COVID-19. A matter not for the faint hearted, and certainly one that’s dealt a heavy blow to a world that had only just recovered from Liam Payne’s offensive 2019 release ‘Both Ways’. And the automobile industry has had to really dig deep and think out of the box to deal with a crumbling economy. Today, we’re looking at COVID-19’s effect on the automotive industry so far.
More than 80 per cent of the world’s auto supply chain is connected to China. Which means disruptions in these supply chains has had a massive negative impact on global automakers.
The closure of most production plants, especially in regions like Hubei, demarcated the months of January and February, bringing sales down to zilch.
This is not considering the fact that February usually isn’t a good month for China, where sales and manufacturing are concerned, what with most people celebrating the Chinese New Year (those dragons are SO cool).
And it’s not just China, but Italy too, two of the places the virus hit worst in its first couple of months on the ascent.
With COVID-19 came the imposition of lockdowns and curfews to try and curb the spread of the virus.
With fewer people heading out, naturally the demand for cars has gone down. Many automakers have reported a sharp decline in sales, with a few companies under threat of going bust.

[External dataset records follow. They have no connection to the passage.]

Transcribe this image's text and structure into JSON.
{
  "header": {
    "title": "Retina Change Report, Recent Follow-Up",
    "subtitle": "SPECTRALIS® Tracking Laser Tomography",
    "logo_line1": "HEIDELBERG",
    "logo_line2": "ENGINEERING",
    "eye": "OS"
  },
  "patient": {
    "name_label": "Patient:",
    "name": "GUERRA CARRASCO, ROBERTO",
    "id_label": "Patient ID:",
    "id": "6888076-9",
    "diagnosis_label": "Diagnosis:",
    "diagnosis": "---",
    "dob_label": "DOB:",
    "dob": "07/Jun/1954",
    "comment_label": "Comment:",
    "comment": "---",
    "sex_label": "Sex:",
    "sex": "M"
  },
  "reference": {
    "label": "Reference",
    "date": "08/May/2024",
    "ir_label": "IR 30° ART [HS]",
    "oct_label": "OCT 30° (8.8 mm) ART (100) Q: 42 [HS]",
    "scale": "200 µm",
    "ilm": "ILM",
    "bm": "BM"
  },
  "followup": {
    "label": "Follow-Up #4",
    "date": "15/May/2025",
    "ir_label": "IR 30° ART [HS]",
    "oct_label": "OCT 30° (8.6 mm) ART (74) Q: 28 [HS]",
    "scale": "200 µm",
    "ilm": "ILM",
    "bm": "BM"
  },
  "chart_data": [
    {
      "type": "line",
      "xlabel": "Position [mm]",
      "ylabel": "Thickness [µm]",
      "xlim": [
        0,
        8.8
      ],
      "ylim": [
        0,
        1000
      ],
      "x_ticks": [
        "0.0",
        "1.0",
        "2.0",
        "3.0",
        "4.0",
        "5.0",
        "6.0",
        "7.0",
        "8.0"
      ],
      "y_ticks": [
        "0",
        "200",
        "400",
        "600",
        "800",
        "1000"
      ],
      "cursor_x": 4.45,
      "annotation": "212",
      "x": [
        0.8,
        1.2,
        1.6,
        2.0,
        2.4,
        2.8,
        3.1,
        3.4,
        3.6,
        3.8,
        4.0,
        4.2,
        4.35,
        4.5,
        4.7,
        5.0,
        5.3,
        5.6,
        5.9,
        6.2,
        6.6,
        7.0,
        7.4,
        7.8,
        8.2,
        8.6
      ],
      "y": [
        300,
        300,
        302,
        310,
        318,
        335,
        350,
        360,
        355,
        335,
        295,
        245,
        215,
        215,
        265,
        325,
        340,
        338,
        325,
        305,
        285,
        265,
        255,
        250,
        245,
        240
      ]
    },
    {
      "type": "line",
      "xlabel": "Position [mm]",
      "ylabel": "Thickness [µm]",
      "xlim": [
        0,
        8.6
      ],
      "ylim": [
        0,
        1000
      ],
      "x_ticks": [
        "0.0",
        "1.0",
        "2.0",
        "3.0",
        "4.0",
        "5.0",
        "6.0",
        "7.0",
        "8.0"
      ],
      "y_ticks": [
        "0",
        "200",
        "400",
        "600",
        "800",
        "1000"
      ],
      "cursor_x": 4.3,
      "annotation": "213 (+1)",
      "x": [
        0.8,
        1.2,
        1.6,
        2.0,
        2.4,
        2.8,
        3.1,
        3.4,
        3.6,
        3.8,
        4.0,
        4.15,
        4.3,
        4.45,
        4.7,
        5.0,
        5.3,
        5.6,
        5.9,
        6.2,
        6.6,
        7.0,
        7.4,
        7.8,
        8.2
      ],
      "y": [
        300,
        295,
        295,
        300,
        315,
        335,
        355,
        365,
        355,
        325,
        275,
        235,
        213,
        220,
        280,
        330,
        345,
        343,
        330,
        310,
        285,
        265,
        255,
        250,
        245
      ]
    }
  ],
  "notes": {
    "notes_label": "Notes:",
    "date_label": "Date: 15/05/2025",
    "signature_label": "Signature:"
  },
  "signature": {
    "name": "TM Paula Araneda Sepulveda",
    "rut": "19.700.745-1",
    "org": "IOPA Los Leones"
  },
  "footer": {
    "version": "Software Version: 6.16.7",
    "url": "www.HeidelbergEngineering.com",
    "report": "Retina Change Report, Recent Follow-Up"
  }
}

Conversely, some reports are saying that because people don’t like to take public transport (where cities have reopened), they’ve actually dipped into the automotive market to try and secure a new ride. Because let’s face it, nobody wants to be sneezed on at this precarious time.
Put it this way, a lot of what goes into carmaking comes from different places. You could have a little, tiny bolt that’s made in a remote part of Nepal, without which the show can’t go on, and deadlines are pushed back.
What this means is that 2021 models are likely to be delayed. When to? That all depends on how long it takes to contain the virus.
Still, that hasn’t stopped Jaguar from going ahead with the planned release of its 2021 Jaguar Land Rover as scheduled next year.
There is definitely light at the end of the tunnel, though, with companies including Toyota, Volkswagen, Ford, Nissan and Mercedes resuming production, as some areas have managed to slow the spread of COVID-19.
In fact, KPMG have said that with China’s economy slowly recovering, starting in April, automotive companies can get up to speed with their latest models. We may even see a little boom as local governments will support local markets with subsidies.
One way a lot of companies have dealt with the economic collapse is to offer certain benefits to their valued customers.
Here are a few notables so far:
Well, things are looking up, people are getting used to a new normal (where handshakes don’t exist and ‘how’s the social distancing?’ a common greeting), and there’s cause for optimism in the automotive industry and beyond.
And there you have it. COVID-19’s effect on the automotive industry so far.